#StoptheMandate Why I Walk Away
On September 1st, 2021, I am being forced on a 28-day unpaid suspension, and ultimately, I will be terminated on October 28th due to the hospital’s decision to force experimental vaccines without any long-term testing on all staff, volunteers, and vendors in the healthcare system.
In 30 days, I will be forced to walk away from the profession I have given my life and my heart to for the last ten years. I’m walking away from the only “big girl” job I’ve ever known. I’m walking away from my pharmacy tech position to which I have sacrificed years of my life. Sleeping at the hospital, continuing education, extra hours worked. I’ll never get any of that back.

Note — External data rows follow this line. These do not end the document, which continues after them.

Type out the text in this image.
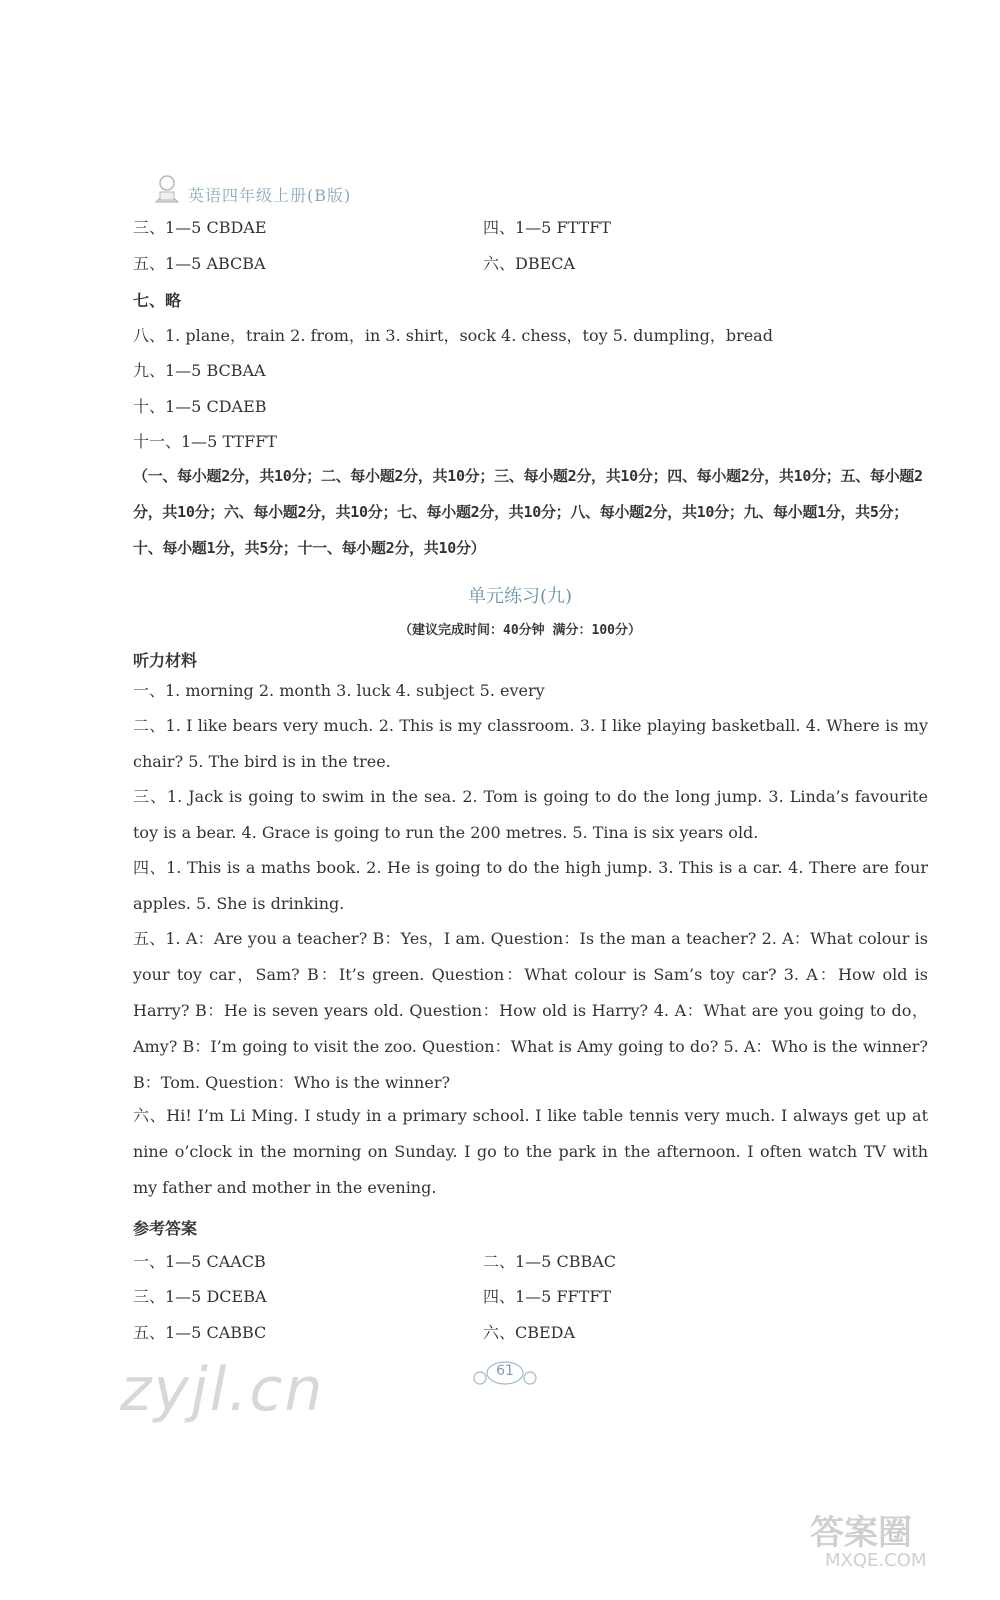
英语四年级上册(B版)
三、1—5 CBDAE	四、1—5 FTTFT
五、1—5 ABCBA	六、DBECA
七、略
八、1. plane，train 2. from，in 3. shirt，sock 4. chess，toy 5. dumpling，bread
九、1—5 BCBAA
十、1—5 CDAEB
十一、1—5 TTFFT
（一、每小题2分，共10分；二、每小题2分，共10分；三、每小题2分，共10分；四、每小题2分，共10分；五、每小题2分，共10分；六、每小题2分，共10分；七、每小题2分，共10分；八、每小题2分，共10分；九、每小题1分，共5分；十、每小题1分，共5分；十一、每小题2分，共10分）
单元练习(九)
（建议完成时间：40分钟 满分：100分）
听力材料
一、1. morning 2. month 3. luck 4. subject 5. every
二、1. I like bears very much. 2. This is my classroom. 3. I like playing basketball. 4. Where is my chair? 5. The bird is in the tree.
三、1. Jack is going to swim in the sea. 2. Tom is going to do the long jump. 3. Linda’s favourite toy is a bear. 4. Grace is going to run the 200 metres. 5. Tina is six years old.
四、1. This is a maths book. 2. He is going to do the high jump. 3. This is a car. 4. There are four apples. 5. She is drinking.
五、1. A：Are you a teacher? B：Yes，I am. Question：Is the man a teacher? 2. A：What colour is your toy car，Sam? B：It’s green. Question：What colour is Sam’s toy car? 3. A：How old is Harry? B：He is seven years old. Question：How old is Harry? 4. A：What are you going to do，Amy? B：I’m going to visit the zoo. Question：What is Amy going to do? 5. A：Who is the winner? B：Tom. Question：Who is the winner?
六、Hi! I’m Li Ming. I study in a primary school. I like table tennis very much. I always get up at nine o’clock in the morning on Sunday. I go to the park in the afternoon. I often watch TV with my father and mother in the evening.
参考答案
一、1—5 CAACB	二、1—5 CBBAC
三、1—5 DCEBA	四、1—5 FFTFT
五、1—5 CABBC	六、CBEDA
zyjl.cn	61
答案圈
MXQE.COM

I’m walking away because I refuse to allow someone to put something that I don’t want into my body, not through bribery, force, or coercion.

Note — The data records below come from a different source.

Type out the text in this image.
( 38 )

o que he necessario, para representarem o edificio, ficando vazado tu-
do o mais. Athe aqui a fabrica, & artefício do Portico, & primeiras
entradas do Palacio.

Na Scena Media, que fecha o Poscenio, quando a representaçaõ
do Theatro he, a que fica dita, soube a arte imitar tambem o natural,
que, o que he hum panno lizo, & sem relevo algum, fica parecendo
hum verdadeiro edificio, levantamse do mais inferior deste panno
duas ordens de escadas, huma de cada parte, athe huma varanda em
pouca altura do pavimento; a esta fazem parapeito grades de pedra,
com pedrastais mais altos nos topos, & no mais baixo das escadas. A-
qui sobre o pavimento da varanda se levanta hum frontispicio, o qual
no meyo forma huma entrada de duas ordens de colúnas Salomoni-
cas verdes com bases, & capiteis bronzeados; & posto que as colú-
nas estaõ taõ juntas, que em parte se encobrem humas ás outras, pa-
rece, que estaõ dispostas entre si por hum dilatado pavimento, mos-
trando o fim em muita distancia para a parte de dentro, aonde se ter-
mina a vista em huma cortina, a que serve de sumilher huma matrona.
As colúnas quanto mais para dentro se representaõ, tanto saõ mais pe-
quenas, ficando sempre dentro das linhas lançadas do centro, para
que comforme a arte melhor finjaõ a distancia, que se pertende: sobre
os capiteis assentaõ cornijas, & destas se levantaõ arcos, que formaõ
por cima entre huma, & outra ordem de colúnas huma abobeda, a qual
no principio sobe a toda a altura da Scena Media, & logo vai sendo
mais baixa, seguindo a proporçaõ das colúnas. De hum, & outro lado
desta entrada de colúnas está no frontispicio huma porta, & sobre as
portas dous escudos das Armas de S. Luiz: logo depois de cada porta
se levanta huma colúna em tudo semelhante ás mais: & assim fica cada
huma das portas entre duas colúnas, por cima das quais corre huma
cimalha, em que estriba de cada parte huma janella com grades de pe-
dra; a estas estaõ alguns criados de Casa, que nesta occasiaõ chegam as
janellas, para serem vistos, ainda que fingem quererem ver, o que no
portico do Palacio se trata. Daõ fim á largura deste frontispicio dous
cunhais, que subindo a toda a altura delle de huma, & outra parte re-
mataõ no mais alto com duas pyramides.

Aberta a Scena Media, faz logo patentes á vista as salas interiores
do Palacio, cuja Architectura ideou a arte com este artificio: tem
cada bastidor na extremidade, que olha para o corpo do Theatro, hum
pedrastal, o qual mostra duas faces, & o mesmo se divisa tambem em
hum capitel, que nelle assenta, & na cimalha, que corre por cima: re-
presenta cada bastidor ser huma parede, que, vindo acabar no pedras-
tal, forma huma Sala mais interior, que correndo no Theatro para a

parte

I’m walking away because it’s what’s best for myself and my family. I’m walking away because “healthcare” has become a discriminatory, ugly beast.
I didn’t sign up for this. The healthcare I began my career in was night and day different than this. We were blind to choices made by our patients that brought them to us.
We are not God, judge, or jury. We are healing hands.
I will walk away because it’s a lesson my child needs to see.
That his momma gave it her all and still lost. AND THAT ITS OK TO LOSE. He will see what mountains one voice can shake. He will see those mountains move with lots of voices. He will see those mountains crumble with an army of voices. He will learn; his singular voice is capable of amazing things.
I will walk away with my head held high. I will own this with resolve to move forward. Although my life and heart have been given back in pieces, I will gather those pieces and walk away. I’ll put those pieces together and create something new.
I’ll rely on the friends I have made in this fight. I’ll rely on my family for the days when the fight seems to be too great. But I will walk away knowing I have an army of people behind me.
I will walk away. I will do it on my terms. Head held high. Full of pride for giving my all to this fight. Full of pride because I will always tell my son I STOOD UP FOR WHAT WAS RIGHT FOR ME.
I will miss it, but I will walk away.
One of many stories from our healthcare heroes who are being denied informed consent and bodily autonomy by the very industry that should have those concepts held in the highest regard. These words are taken from a public post on facebook. These healthcare workers can see that with only 1% of the damages reported there is a risk that can cause permanent damage. A job is temporary. Death is permanent. Disability is permanent. Where there is risk there must be a choice.